This repository contains the supplementary code for the paper:
- [1] Policy Verification in Stochastic Dynamical Systems Using Logarithmic Neural Certificates by Thom Badings, Wietze Koops, Sebastian Junges, and Nils Jansen (CAV 2025)
This paper proposes techniques that make the verification of neural network policies in stochastic dynamical systems more scalable. In this artifact, we implement these techniques in a learner-verifier framework for verifying that a given neural network policy satisfies a given reach-avoid specification. The learner trains another neural network, which acts as a certificate proving that the policy satisfies the task. The verifier then checks whether this neural network certificate is a so-called logarithmic reach-avoid supermartingale (logRASM), which suffices to show reach-avoid guarantees. For more details about the approach, we refer to the paper above.
- What does this code do?
- Run from a Docker container (preferred)
- Installing from source
- Running for a single benchmark (smoke test)
- Reproducing results from the paper
- Training policies with Stable-Baselines
- Overview of input arguments
- Rebuilding the Docker container
This code is written in JAX and can be run on GPU with CUDA version 12. We provide a Docker container with CUDA support enabled (see step 2 below). We have tested the Docker container with GPU acceleration through CUDA on the following setups:
- Linux 6.1.0-23-amd64, running Debian GNU/Linux 12, CUDA version 12.5, NVIDIA driver version 555.42.06
- Linux 6.8.0-49-generic, running Ubuntu 22.04.5 LTS, CUDA version 12.4, NVIDIA driver version 550.120
- Linux 6.1.0-25-amd64,running Debian GNU/Linux 12, CUDA version 12.2, NVIDIA driver version 535.216.01
If you encounter problems running with GPU acceleration, feel free to open an issue on GitHub.
NOTE: GPU acceleration with JAX is only fully supported via CUDA. The support of JAX for Apple GPUs is only experimental and does not have all functionalities needed to run our code. To reproduce the results form [1] in reasonable time, running our code with GPU acceleration is necessary. More details can be found in the JAX installation guide.
Documentation of the core Python functions of the code are provided in the code documentation (generated with Sphinx).
While we refer to the paper [1] for details, we briefly explain what our code computes. In a nutshell, given
- a discrete-time stochastic dynamical system, and
- a reach-avoid specification, i.e., a tuple
$(X_T, X_U, \rho)$ of a set of target states$X_T$ , a set of unsafe states$X_U$ , and a probability bound$\rho \in (0,1)$ ,
the code tries to learn a (neural network) policy that, when deployed on this system, satisfies the reach-avoid specification.
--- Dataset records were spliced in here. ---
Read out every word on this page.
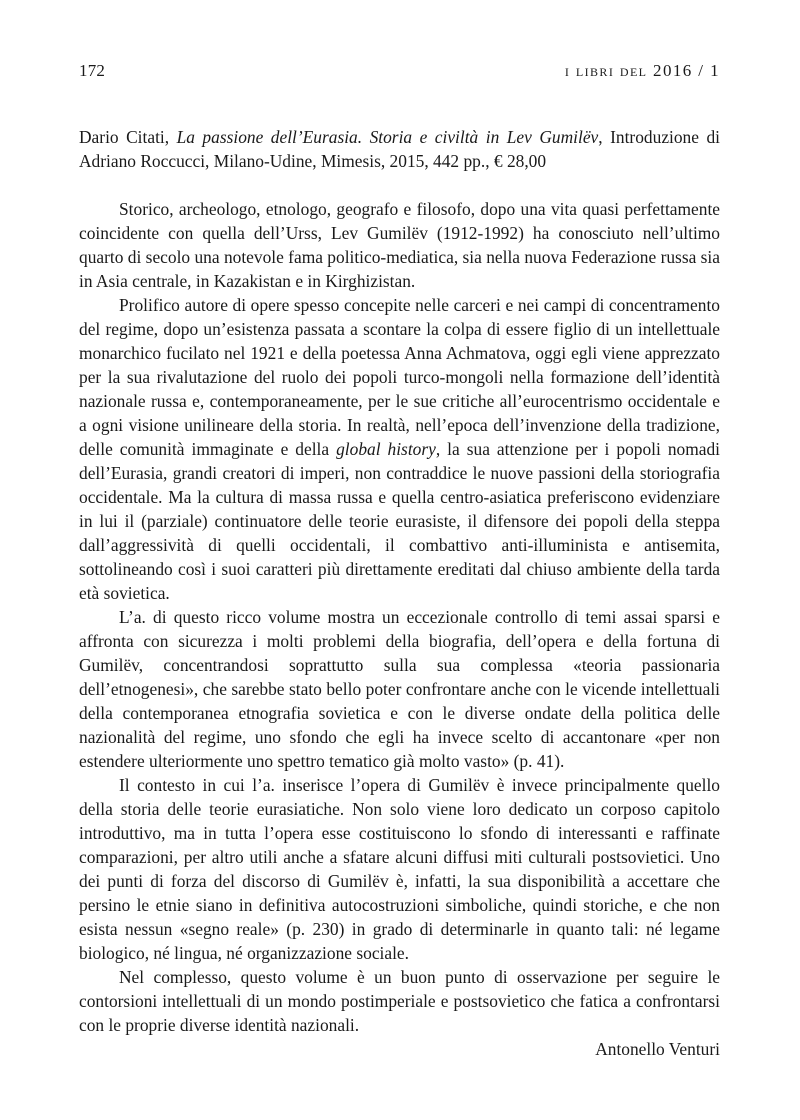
172	i libri del 2016 / 1
Dario Citati, La passione dell’Eurasia. Storia e civiltà in Lev Gumilëv, Introduzione di Adriano Roccucci, Milano-Udine, Mimesis, 2015, 442 pp., € 28,00

Storico, archeologo, etnologo, geografo e filosofo, dopo una vita quasi perfettamente coincidente con quella dell’Urss, Lev Gumilëv (1912-1992) ha conosciuto nell’ultimo quarto di secolo una notevole fama politico-mediatica, sia nella nuova Federazione russa sia in Asia centrale, in Kazakistan e in Kirghizistan.

Prolifico autore di opere spesso concepite nelle carceri e nei campi di concentramento del regime, dopo un’esistenza passata a scontare la colpa di essere figlio di un intellettuale monarchico fucilato nel 1921 e della poetessa Anna Achmatova, oggi egli viene apprezzato per la sua rivalutazione del ruolo dei popoli turco-mongoli nella formazione dell’identità nazionale russa e, contemporaneamente, per le sue critiche all’eurocentrismo occidentale e a ogni visione unilineare della storia. In realtà, nell’epoca dell’invenzione della tradizione, delle comunità immaginate e della global history, la sua attenzione per i popoli nomadi dell’Eurasia, grandi creatori di imperi, non contraddice le nuove passioni della storiografia occidentale. Ma la cultura di massa russa e quella centro-asiatica preferiscono evidenziare in lui il (parziale) continuatore delle teorie eurasiste, il difensore dei popoli della steppa dall’aggressività di quelli occidentali, il combattivo anti-illuminista e antisemita, sottolineando così i suoi caratteri più direttamente ereditati dal chiuso ambiente della tarda età sovietica.

L’a. di questo ricco volume mostra un eccezionale controllo di temi assai sparsi e affronta con sicurezza i molti problemi della biografia, dell’opera e della fortuna di Gumilëv, concentrandosi soprattutto sulla sua complessa «teoria passionaria dell’etnogenesi», che sarebbe stato bello poter confrontare anche con le vicende intellettuali della contemporanea etnografia sovietica e con le diverse ondate della politica delle nazionalità del regime, uno sfondo che egli ha invece scelto di accantonare «per non estendere ulteriormente uno spettro tematico già molto vasto» (p. 41).

Il contesto in cui l’a. inserisce l’opera di Gumilëv è invece principalmente quello della storia delle teorie eurasiatiche. Non solo viene loro dedicato un corposo capitolo introduttivo, ma in tutta l’opera esse costituiscono lo sfondo di interessanti e raffinate comparazioni, per altro utili anche a sfatare alcuni diffusi miti culturali postsovietici. Uno dei punti di forza del discorso di Gumilëv è, infatti, la sua disponibilità a accettare che persino le etnie siano in definitiva autocostruzioni simboliche, quindi storiche, e che non esista nessun «segno reale» (p. 230) in grado di determinarle in quanto tali: né legame biologico, né lingua, né organizzazione sociale.

Nel complesso, questo volume è un buon punto di osservazione per seguire le contorsioni intellettuali di un mondo postimperiale e postsovietico che fatica a confrontarsi con le proprie diverse identità nazionali.

Antonello Venturi
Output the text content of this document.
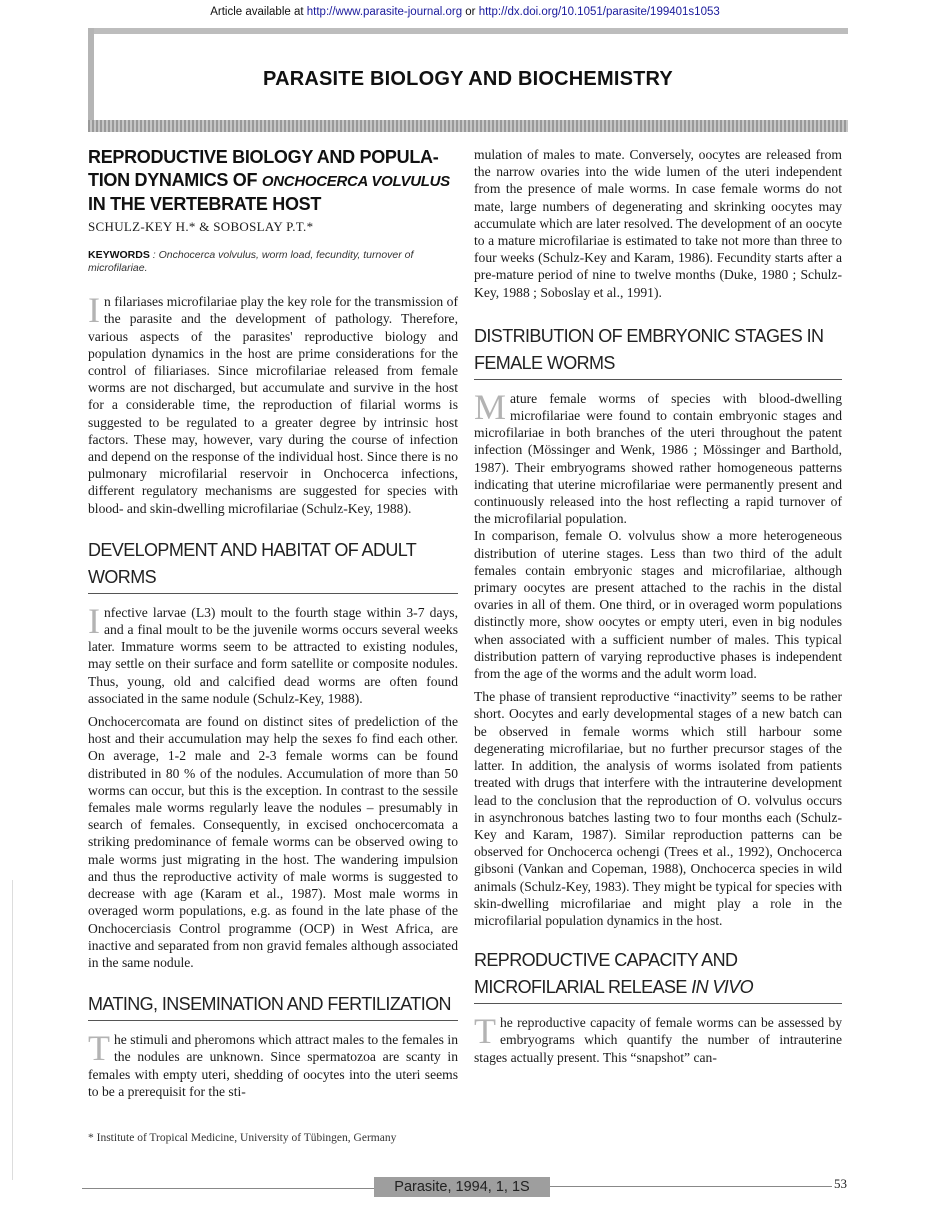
Article available at http://www.parasite-journal.org or http://dx.doi.org/10.1051/parasite/199401s1053
PARASITE BIOLOGY AND BIOCHEMISTRY
REPRODUCTIVE BIOLOGY AND POPULA-
TION DYNAMICS OF ONCHOCERCA VOLVULUS
IN THE VERTEBRATE HOST
SCHULZ-KEY H.* & SOBOSLAY P.T.*
KEYWORDS : Onchocerca volvulus, worm load, fecundity, turnover of microfilariae.

In filariases microfilariae play the key role for the transmission of the parasite and the development of pathology. Therefore, various aspects of the parasites' reproductive biology and population dynamics in the host are prime considerations for the control of filiariases. Since microfilariae released from female worms are not discharged, but accumulate and survive in the host for a considerable time, the reproduction of filarial worms is suggested to be regulated to a greater degree by intrinsic host factors. These may, however, vary during the course of infection and depend on the response of the individual host. Since there is no pulmonary microfilarial reservoir in Onchocerca infections, different regulatory mechanisms are suggested for species with blood- and skin-dwelling microfilariae (Schulz-Key, 1988).

DEVELOPMENT AND HABITAT OF ADULT WORMS

Infective larvae (L3) moult to the fourth stage within 3-7 days, and a final moult to be the juvenile worms occurs several weeks later. Immature worms seem to be attracted to existing nodules, may settle on their surface and form satellite or composite nodules. Thus, young, old and calcified dead worms are often found associated in the same nodule (Schulz-Key, 1988).

Onchocercomata are found on distinct sites of predeliction of the host and their accumulation may help the sexes fo find each other. On average, 1-2 male and 2-3 female worms can be found distributed in 80 % of the nodules. Accumulation of more than 50 worms can occur, but this is the exception. In contrast to the sessile females male worms regularly leave the nodules – presumably in search of females. Consequently, in excised onchocercomata a striking predominance of female worms can be observed owing to male worms just migrating in the host. The wandering impulsion and thus the reproductive activity of male worms is suggested to decrease with age (Karam et al., 1987). Most male worms in overaged worm populations, e.g. as found in the late phase of the Onchocerciasis Control programme (OCP) in West Africa, are inactive and separated from non gravid females although associated in the same nodule.

MATING, INSEMINATION AND FERTILIZATION

The stimuli and pheromons which attract males to the females in the nodules are unknown. Since spermatozoa are scanty in females with empty uteri, shedding of oocytes into the uteri seems to be a prerequisit for the sti-

* Institute of Tropical Medicine, University of Tübingen, Germany

mulation of males to mate. Conversely, oocytes are released from the narrow ovaries into the wide lumen of the uteri independent from the presence of male worms. In case female worms do not mate, large numbers of degenerating and skrinking oocytes may accumulate which are later resolved. The development of an oocyte to a mature microfilariae is estimated to take not more than three to four weeks (Schulz-Key and Karam, 1986). Fecundity starts after a pre-mature period of nine to twelve months (Duke, 1980 ; Schulz-Key, 1988 ; Soboslay et al., 1991).

DISTRIBUTION OF EMBRYONIC STAGES IN FEMALE WORMS

Mature female worms of species with blood-dwelling microfilariae were found to contain embryonic stages and microfilariae in both branches of the uteri throughout the patent infection (Mössinger and Wenk, 1986 ; Mössinger and Barthold, 1987). Their embryograms showed rather homogeneous patterns indicating that uterine microfilariae were permanently present and continuously released into the host reflecting a rapid turnover of the microfilarial population.

In comparison, female O. volvulus show a more heterogeneous distribution of uterine stages. Less than two third of the adult females contain embryonic stages and microfilariae, although primary oocytes are present attached to the rachis in the distal ovaries in all of them. One third, or in overaged worm populations distinctly more, show oocytes or empty uteri, even in big nodules when associated with a sufficient number of males. This typical distribution pattern of varying reproductive phases is independent from the age of the worms and the adult worm load.

The phase of transient reproductive “inactivity” seems to be rather short. Oocytes and early developmental stages of a new batch can be observed in female worms which still harbour some degenerating microfilariae, but no further precursor stages of the latter. In addition, the analysis of worms isolated from patients treated with drugs that interfere with the intrauterine development lead to the conclusion that the reproduction of O. volvulus occurs in asynchronous batches lasting two to four months each (Schulz-Key and Karam, 1987). Similar reproduction patterns can be observed for Onchocerca ochengi (Trees et al., 1992), Onchocerca gibsoni (Vankan and Copeman, 1988), Onchocerca species in wild animals (Schulz-Key, 1983). They might be typical for species with skin-dwelling microfilariae and might play a role in the microfilarial population dynamics in the host.

REPRODUCTIVE CAPACITY AND MICROFILARIAL RELEASE IN VIVO

The reproductive capacity of female worms can be assessed by embryograms which quantify the number of intrauterine stages actually present. This “snapshot” can-

Parasite, 1994, 1, 1S	53
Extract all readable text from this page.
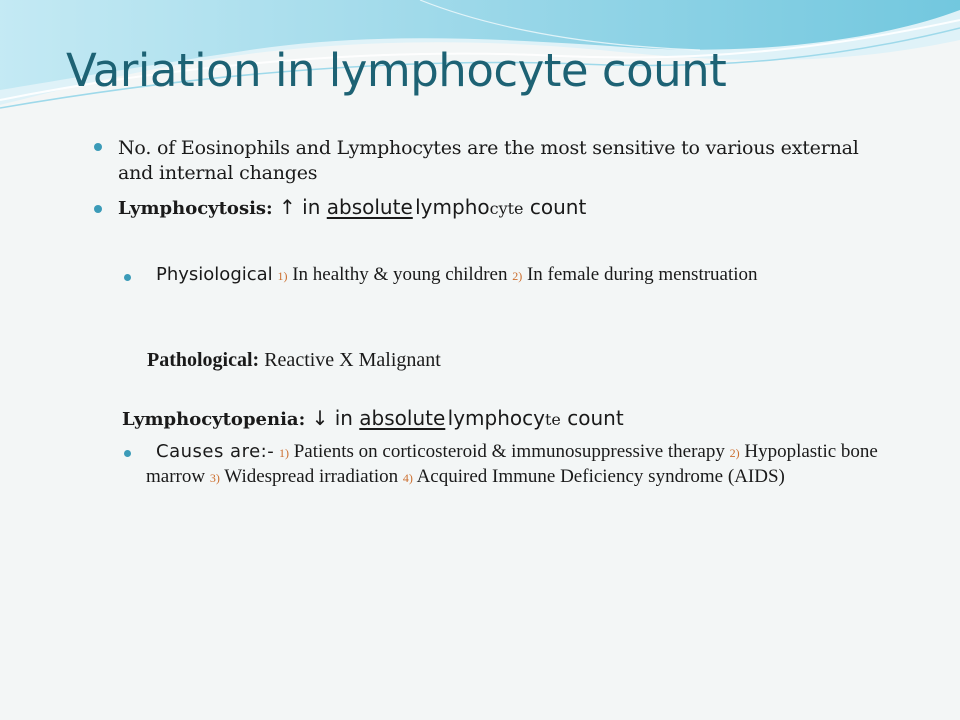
Variation in lymphocyte count
No. of Eosinophils and Lymphocytes are the most sensitive to various external and internal changes
Lymphocytosis: ↑ in absolute lymphocyte count
Physiological 1) In healthy & young children 2) In female during menstruation
Pathological: Reactive X Malignant
Lymphocytopenia: ↓ in absolute lymphocyte count
Causes are:- 1) Patients on corticosteroid & immunosuppressive therapy 2) Hypoplastic bone marrow 3) Widespread irradiation 4) Acquired Immune Deficiency syndrome (AIDS)
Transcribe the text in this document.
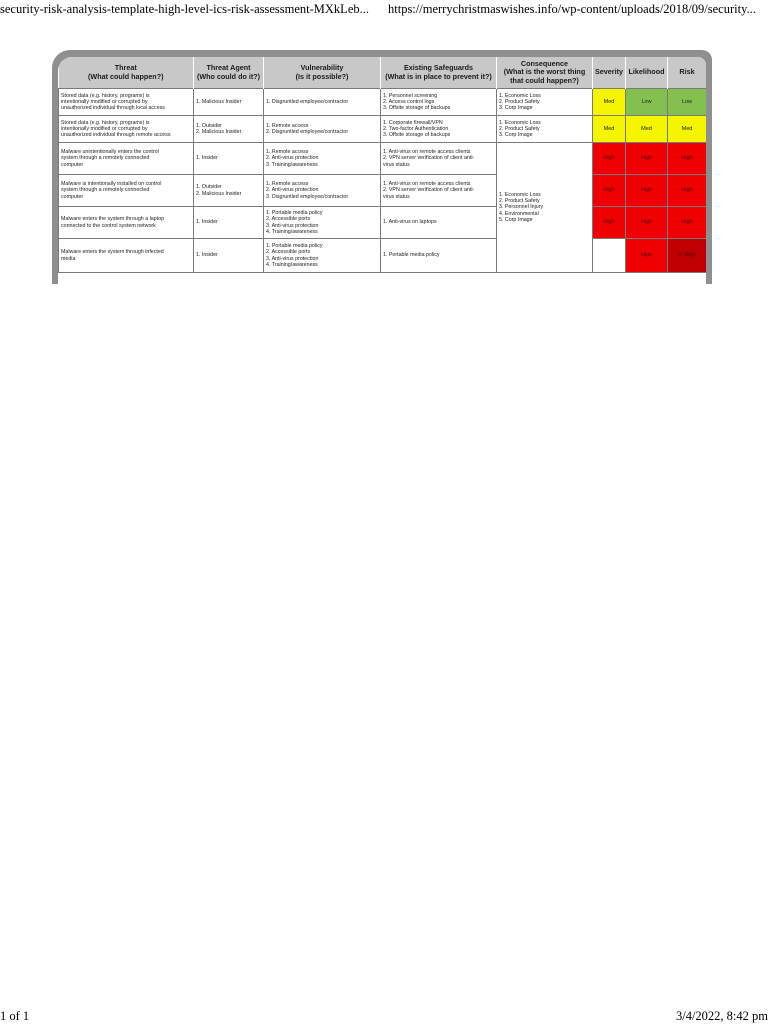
security-risk-analysis-template-high-level-ics-risk-assessment-MXkLeb...	https://merrychristmaswishes.info/wp-content/uploads/2018/09/security...
Threat
(What could happen?)	Threat Agent
(Who could do it?)	Vulnerability
(Is it possible?)	Existing Safeguards
(What is in place to prevent it?)	Consequence
(What is the worst thing that could happen?)	Severity	Likelihood	Risk	

Stored data (e.g. history, programs) is
intentionally modified or corrupted by
unauthorized individual through local access	1. Malicious Insider	1. Disgruntled employee/contractor	1. Personnel screening
2. Access control logs
3. Offsite storage of backups	1. Economic Loss
2. Product Safety
3. Corp Image	Med	Low	Low	

Stored data (e.g. history, programs) is
intentionally modified or corrupted by
unauthorized individual through remote access	1. Outsider
2. Malicious Insider	1. Remote access
2. Disgruntled employee/contractor	1. Corporate firewall/VPN
2. Two-factor Authentication
3. Offsite storage of backups	1. Economic Loss
2. Product Safety
3. Corp Image	Med	Med	Med	

Malware unintentionally enters the control
system through a remotely connected
computer	1. Insider	1. Remote access
2. Anti-virus protection
3. Training/awareness	1. Anti-virus on remote access clients
2. VPN server verification of client anti-
virus status	1. Economic Loss
2. Product Safety
3. Personnel Injury
4. Environmental
5. Corp Image	High	High	High	

Malware is intentionally installed on control
system through a remotely connected
computer	1. Outsider
2. Malicious Insider	1. Remote access
2. Anti-virus protection
3. Disgruntled employee/contractor	1. Anti-virus on remote access clients
2. VPN server verification of client anti-
virus status		High	High	High	

Malware enters the system through a laptop
connected to the control system network	1. Insider	1. Portable media policy
2. Accessible ports
3. Anti-virus protection
4. Training/awareness	1. Anti-virus on laptops		High	High	High	

Malware enters the system through infected
media	1. Insider	1. Portable media policy
2. Accessible ports
3. Anti-virus protection
4. Training/awareness	1. Portable media policy			High	V. High	
1 of 1	3/4/2022, 8:42 pm
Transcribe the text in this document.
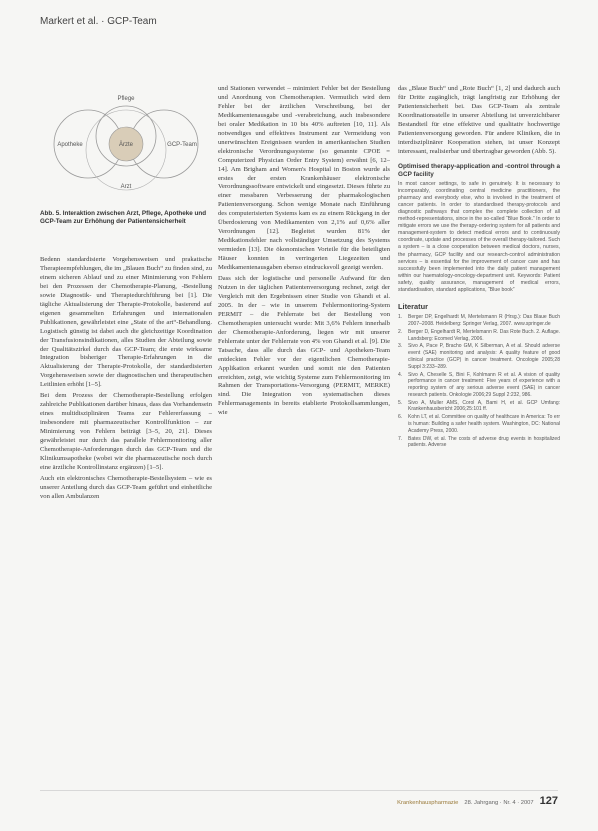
Markert et al. · GCP-Team
Pflege
Apotheke	Ärzte	GCP-Team
Arzt
Abb. 5. Interaktion zwischen Arzt, Pflege, Apotheke und GCP-Team zur Erhöhung der Patientensicherheit

Bedenn standardisierte Vorgehensweisen und prakatische Therapieempfehlungen, die im „Blauen Buch“ zu finden sind, zu einem sicheren Ablauf und zu einer Minimierung von Fehlern bei den Prozessen der Chemotherapie-Planung, -Bestellung sowie Diagnostik- und Therapiedurchführung bei [1]. Die tägliche Aktualisierung der Therapie-Protokolle, basierend auf eigenen gesammelten Erfahrungen und internationalen Publikationen, gewährleistet eine „State of the art“-Behandlung. Logistisch günstig ist dabei auch die gleichzeitige Koordination der Transfusionsindikationen, alles Studien der Abteilung sowie der Qualitätszirkel durch das GCP-Team; die erste wirksame Integration bisheriger Therapie-Erfahrungen in die Aktualisierung der Therapie-Protokolle, der standardisierten Vorgehensweisen sowie der diagnostischen und therapeutischen Leitlinien erhöht [1–5].

Bei dem Prozess der Chemotherapie-Bestellung erfolgen zahlreiche Publikationen darüber hinaus, dass das Vorhandensein eines multidisziplinären Teams zur Fehlererfassung – insbesondere mit pharmazeutischer Kontrollfunktion – zur Minimierung von Fehlern beiträgt [3–5, 20, 21]. Dieses gewährleistet nur durch das parallele Fehlermonitoring aller Chemotherapie-Anforderungen durch das GCP-Team und die Klinikumsapotheke (wobei wir die pharmazeutische noch durch eine ärztliche Kontrollinstanz ergänzen) [1–5].

Auch ein elektronisches Chemotherapie-Bestellsystem – wie es unserer Anteilung durch das GCP-Team geführt und einheitliche von allen Ambulanzen

und Stationen verwendet – minimiert Fehler bei der Bestellung und Anordnung von Chemotherapien. Vermutlich wird dem Fehler bei der ärztlichen Verschreibung, bei der Medikamentenausgabe und -verabreichung, auch insbesondere bei oraler Medikation in 10 bis 40% auftreten [10, 11]. Als notwendiges und effektives Instrument zur Vermeidung von unerwünschten Ereignissen wurden in amerikanischen Studien elektronische Verordnungssysteme (so genannte CPOE = Computerized Physician Order Entry System) erwähnt [6, 12–14]. Am Brigham and Women's Hospital in Boston wurde als erstes der ersten Krankenhäuser elektronische Verordnungssoftware entwickelt und eingesetzt. Dieses führte zu einer messbaren Verbesserung der pharmakologischen Patientenversorgung. Schon wenige Monate nach Einführung des computerisierten Systems kam es zu einem Rückgang in der Überdosierung von Medikamenten von 2,1% auf 0,6% aller Verordnungen [12]. Begleitet wurden 81% der Medikationsfehler nach vollständiger Umsetzung des Systems vermieden [13]. Die ökonomischen Vorteile für die beteiligten Häuser konnten in verringerten Liegezeiten und Medikamentenausgaben ebenso eindrucksvoll gezeigt werden.

Dass sich der logistische und personelle Aufwand für den Nutzen in der täglichen Patientenversorgung rechnet, zeigt der Vergleich mit den Ergebnissen einer Studie von Ghandi et al. 2005. In der – wie in unserem Fehlermonitoring-System PERMIT – die Fehlerrate bei der Bestellung von Chemotherapien untersucht wurde: Mit 3,6% Fehlern innerhalb der Chemotherapie-Anforderung, liegen wir mit unserer Fehlerrate unter der Fehlerrate von 4% von Ghandi et al. [9]. Die Tatsache, dass alle durch das GCP- und Apotheken-Team entdeckten Fehler vor der eigentlichen Chemotherapie-Applikation erkannt wurden und somit nie den Patienten erreichten, zeigt, wie wichtig Systeme zum Fehlermonitoring im Rahmen der Transportations-Versorgung (PERMIT, MERKE) sind. Die Integration von systematischen dieses Fehlermanagements in bereits etablierte Protokollsammlungen, wie

das „Blaue Buch“ und „Rote Buch“ [1, 2] und dadurch auch für Dritte zugänglich, trägt langfristig zur Erhöhung der Patientensicherheit bei. Das GCP-Team als zentrale Koordinationsstelle in unserer Abteilung ist unverzichtbarer Bestandteil für eine effektive und qualitativ hochwertige Patientenversorgung geworden. Für andere Kliniken, die in interdisziplinärer Kooperation stehen, ist unser Konzept interessant, realisierbar und übertragbar geworden (Abb. 5).

Optimised therapy-application and -control through a GCP facility

In most cancer settings, to safe in genuinely. It is necessary to incomparably, coordinating central medicine practitioners, the pharmacy and everybody else, who is involved in the treatment of cancer patients. In order to standardised therapy-protocols and diagnostic pathways that complex the complete collection of all method-representations, since in the so-called “Blue Book.” In order to mitigate errors we use the therapy-ordering system for all patients and management-system to detect medical errors and to continuously coordinate, update and processes of the overall therapy-tailored. Such a system – is a close cooperation between medical doctors, nurses, the pharmacy, GCP facility and our research-control administration services – is essential for the improvement of cancer care and has successfully been implemented into the daily patient management within our haematology-oncology-department unit. Keywords: Patient safety, quality assurance, management of medical errors, standardisation, standard applications, “Blue book”

Literatur
1. Berger DP, Engelhardt M, Mertelsmann R (Hrsg.): Das Blaue Buch 2007–2008. Heidelberg: Springer Verlag, 2007. www.springer.de
2. Berger D, Engelhardt R, Mertelsmann R. Das Rote Buch. 2. Auflage. Landsberg: Ecomed Verlag, 2006.
3. Sivo A, Pace P, Bracho GM, K Silberman, A et al. Should adverse event (SAE) monitoring and analysis: A quality feature of good clinical practice (GCP) in cancer treatment. Oncologie 2005;28 Suppl 3:233–289.
4. Sivo A, Cheselle S, Bini F, Kohlmann R et al. A vision of quality performance in cancer treatment: Five years of experience with a reporting system of any serious adverse event (SAE) in cancer research patients. Onkologie 2006;29 Suppl 2:232, 986.
5. Sivo A, Muller AMS, Corol A, Bami H, et al. GCP Umfang: Krankenhausbericht 2006;25:101 ff.
6. Kohn LT, et al. Committee on quality of healthcare in America: To err is human: Building a safer health system. Washington, DC: National Academy Press, 2000.
7. Bates DW, et al. The costs of adverse drug events in hospitalized patients. Adverse
Krankenhauspharmazie 28. Jahrgang · Nr. 4 · 2007 127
This is done by learning a formal certificate, called a logarithmic reach-avoid supermartingale (logRASM), which is represented as a neural network. Finding a logRASM is a sufficient proof for the satisfaction of the specification. Our code implements an iterative learner-verifier framework that tries to find a RASM for the given inputs. If a valid RASM is found, our code terminates and returns the RASM as proof that the specification is satisfied.
The preferred way to run our code is by using the Docker container that we provide. Our Docker container is built upon Ubuntu, on top of which we installed Miniconda, JAX, and the other Python dependencies (see the Dockerfile in this artifact for details).
NOTE: On Ubuntu, Docker binds by default to a socket that other users can only access using sudo. Thus, it may be necessary to run Docker commands using
sudo
. Alternatively, one can follow this guide on the Docker website to avoid having to run with sudo.
We assume you have Docker installed (if not, see the Docker installation guide). Then, run:
docker pull thombadings/lograsm:v1
Or in case you downloaded this container from an (unpacked) archive (loading the container can take a few minutes):
docker load -i cav25_lograsm.tar
Our implementation is written in JAX and can be accelerated by running on an NVIDIA GPU with CUDA. If you want to run with GPU acceleration, you can continue with step 2a; otherwise, you can continue with step 2b.
NOTE: The Docker container above is built for AMD and X86 architectures. In addition, we also provide an ARM version of the container (e.g., for Apple Silicon), which can be pulled from Docker Hub via
thombadings/lograsm:v1-arm
or loaded viacav25_lograsm-arm.tar
. However, the ARM version of the container is not compatible with CUDA. Therefore, the runtimes with the ARM version are not representative of [1], and we recommend using the AMD / X86 version with GPU acceleration for serious benchmarking.
To run with GPU acceleration, you need an NVIDIA GPU that support CUDA and install:
- An NVIDIA driver version compatible with CUDA 12.X (see this page for compatible driver versions)
- The NVIDIA CUDA 12 Toolkit (can be installed from the NVIDIA website)
- The NVIDIA Container Toolkit (can be installed using these instructions)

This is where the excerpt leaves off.